A strong belief in what they do, hard work, and a surprisingly strategic geographical base are part of the formula for success behind The Swedish Chamber Orchestra. Touring internationally, recording albums and introducing music fans all over the world to its inimitable sound, the orchestra now finds itself at an exciting crossroads.

“The difference between a chamber orchestra and a symphonic orchestra are two buses,” chuckles Gregor Zubicky. He is explaining why the Swedish Chamber Orchestra, of which he is artistic manager, has become one of the world’s most successful chamber orchestras. Zubicky emphasises how this comparatively new but decidedly thriving orchestra has turned something that could have been a disadvantage into an advantage, namely its relatively small size compared to its symphonic cousin.

The seventh largest city in Sweden, Örebro was not the most obvious choice as home to The Swedish Chamber Orchestra but has become a key component of its success story. “There were many sort-of left-over bits of different orchestras here when we started in 1995, so the foundation of our orchestra happened quite naturally, organically,” Zubicky says.

Again, the orchestra utilised its eminent ability to turn potential drawbacks into advantages. “Örebro has been significant to us. In a big city, there’s so much that jostles for attention, but here, we’re able to really focus on what we’re doing. We’re definitely made in Örebro,” Zubicky stresses. The town has made sure to return the love of its cherished orchestra. For instance, each of the 39 members of the orchestra has their own rehearsal room at the Örebro Concert Hall, which is rare. “This type of security means we have lots of freedom,” says Zubicky. Clearly, the orchestra has used this freedom the only way it knows how – by proving its potential.

Zubicky explains that, unusually, The Swedish Chamber Orchestra has only had one chief conductor since its foundation. However, they now find themselves at a bit of a juncture, as Thomas Dausgaard is going to hand over the baton to Martin Fröst. “Of course, after 22 years, this marks a new era for us. We have developed our own particular musical dialect. Now we must write a new chapter, developing our dialect further still. Exciting times ahead”, Zubicky concludes.
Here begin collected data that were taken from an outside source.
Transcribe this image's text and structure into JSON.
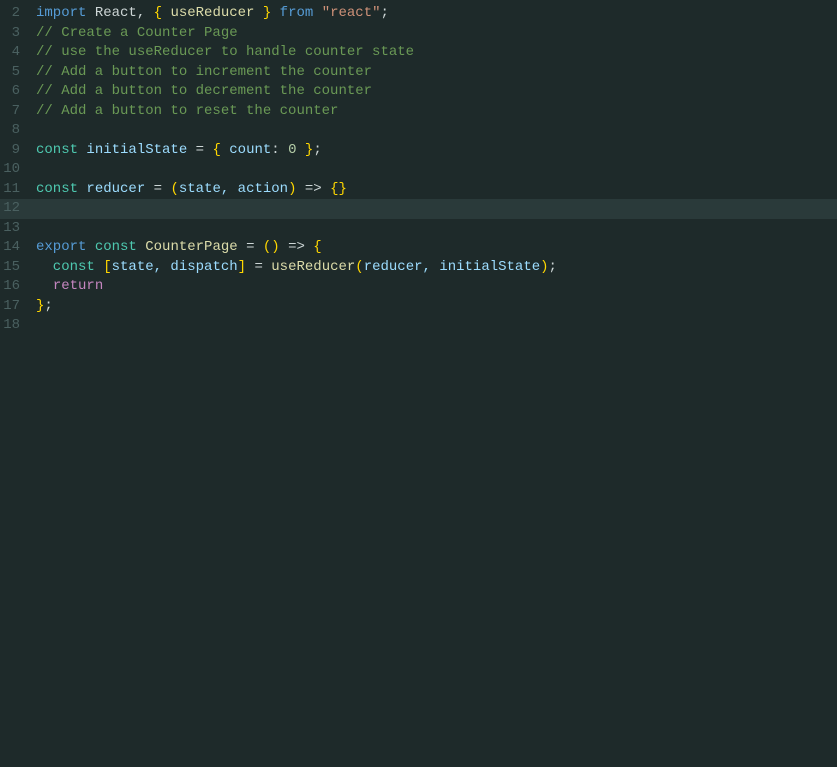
{
  "editor": {
    "background": "#1e2a2a",
    "lines": [
      {
        "num": "2",
        "tokens": [
          {
            "text": "import",
            "cls": "kw-import"
          },
          {
            "text": " React, ",
            "cls": "punct"
          },
          {
            "text": "{",
            "cls": "bracket"
          },
          {
            "text": " useReducer ",
            "cls": "fn-name"
          },
          {
            "text": "}",
            "cls": "bracket"
          },
          {
            "text": " from ",
            "cls": "kw-import"
          },
          {
            "text": "\"react\"",
            "cls": "string"
          },
          {
            "text": ";",
            "cls": "punct"
          }
        ]
      },
      {
        "num": "3",
        "tokens": [
          {
            "text": "// Create a Counter Page",
            "cls": "comment"
          }
        ]
      },
      {
        "num": "4",
        "tokens": [
          {
            "text": "// use the useReducer to handle counter state",
            "cls": "comment"
          }
        ]
      },
      {
        "num": "5",
        "tokens": [
          {
            "text": "// Add a button to increment the counter",
            "cls": "comment"
          }
        ]
      },
      {
        "num": "6",
        "tokens": [
          {
            "text": "// Add a button to decrement the counter",
            "cls": "comment"
          }
        ]
      },
      {
        "num": "7",
        "tokens": [
          {
            "text": "// Add a button to reset the counter",
            "cls": "comment"
          }
        ]
      },
      {
        "num": "8",
        "tokens": []
      },
      {
        "num": "9",
        "tokens": [
          {
            "text": "const",
            "cls": "kw-const"
          },
          {
            "text": " initialState ",
            "cls": "var-name"
          },
          {
            "text": "= ",
            "cls": "punct"
          },
          {
            "text": "{",
            "cls": "bracket"
          },
          {
            "text": " count",
            "cls": "obj-key"
          },
          {
            "text": ": ",
            "cls": "punct"
          },
          {
            "text": "0",
            "cls": "number"
          },
          {
            "text": " ",
            "cls": "punct"
          },
          {
            "text": "}",
            "cls": "bracket"
          },
          {
            "text": ";",
            "cls": "punct"
          }
        ]
      },
      {
        "num": "10",
        "tokens": []
      },
      {
        "num": "11",
        "tokens": [
          {
            "text": "const",
            "cls": "kw-const"
          },
          {
            "text": " reducer ",
            "cls": "var-name"
          },
          {
            "text": "= ",
            "cls": "punct"
          },
          {
            "text": "(",
            "cls": "bracket"
          },
          {
            "text": "state, action",
            "cls": "var-name"
          },
          {
            "text": ")",
            "cls": "bracket"
          },
          {
            "text": " => ",
            "cls": "punct"
          },
          {
            "text": "{}",
            "cls": "bracket"
          }
        ]
      },
      {
        "num": "12",
        "tokens": [],
        "active": true
      },
      {
        "num": "13",
        "tokens": []
      },
      {
        "num": "14",
        "tokens": [
          {
            "text": "export",
            "cls": "kw-export"
          },
          {
            "text": " ",
            "cls": "punct"
          },
          {
            "text": "const",
            "cls": "kw-const"
          },
          {
            "text": " CounterPage ",
            "cls": "fn-name"
          },
          {
            "text": "= ",
            "cls": "punct"
          },
          {
            "text": "()",
            "cls": "bracket"
          },
          {
            "text": " => ",
            "cls": "punct"
          },
          {
            "text": "{",
            "cls": "bracket"
          }
        ]
      },
      {
        "num": "15",
        "tokens": [
          {
            "text": "  const",
            "cls": "kw-const"
          },
          {
            "text": " ",
            "cls": "punct"
          },
          {
            "text": "[",
            "cls": "bracket"
          },
          {
            "text": "state, dispatch",
            "cls": "var-name"
          },
          {
            "text": "]",
            "cls": "bracket"
          },
          {
            "text": " = ",
            "cls": "punct"
          },
          {
            "text": "useReducer",
            "cls": "fn-name"
          },
          {
            "text": "(",
            "cls": "bracket"
          },
          {
            "text": "reducer, initialState",
            "cls": "var-name"
          },
          {
            "text": ")",
            "cls": "bracket"
          },
          {
            "text": ";",
            "cls": "punct"
          }
        ]
      },
      {
        "num": "16",
        "tokens": [
          {
            "text": "  ",
            "cls": "punct"
          },
          {
            "text": "return",
            "cls": "kw-return"
          }
        ]
      },
      {
        "num": "17",
        "tokens": [
          {
            "text": "}",
            "cls": "bracket"
          },
          {
            "text": ";",
            "cls": "punct"
          }
        ]
      },
      {
        "num": "18",
        "tokens": []
      }
    ]
  }
}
Home: Örebro Concert Hall, built in 1932 and rebuilt in 2015. Seats 724 people.
Recordings: An impressive 64 CDs, including complete Beethoven, Schubert, Schumann and Brahms cycles.
Composers: Among those who have recently composed for the orchestra are Brett Dean, Olga Neuwirth, Uri Caine, Anders Hillborg, Mark Anthony Turnage, Steven Mackey, Helen Grime and Betsy Jolas.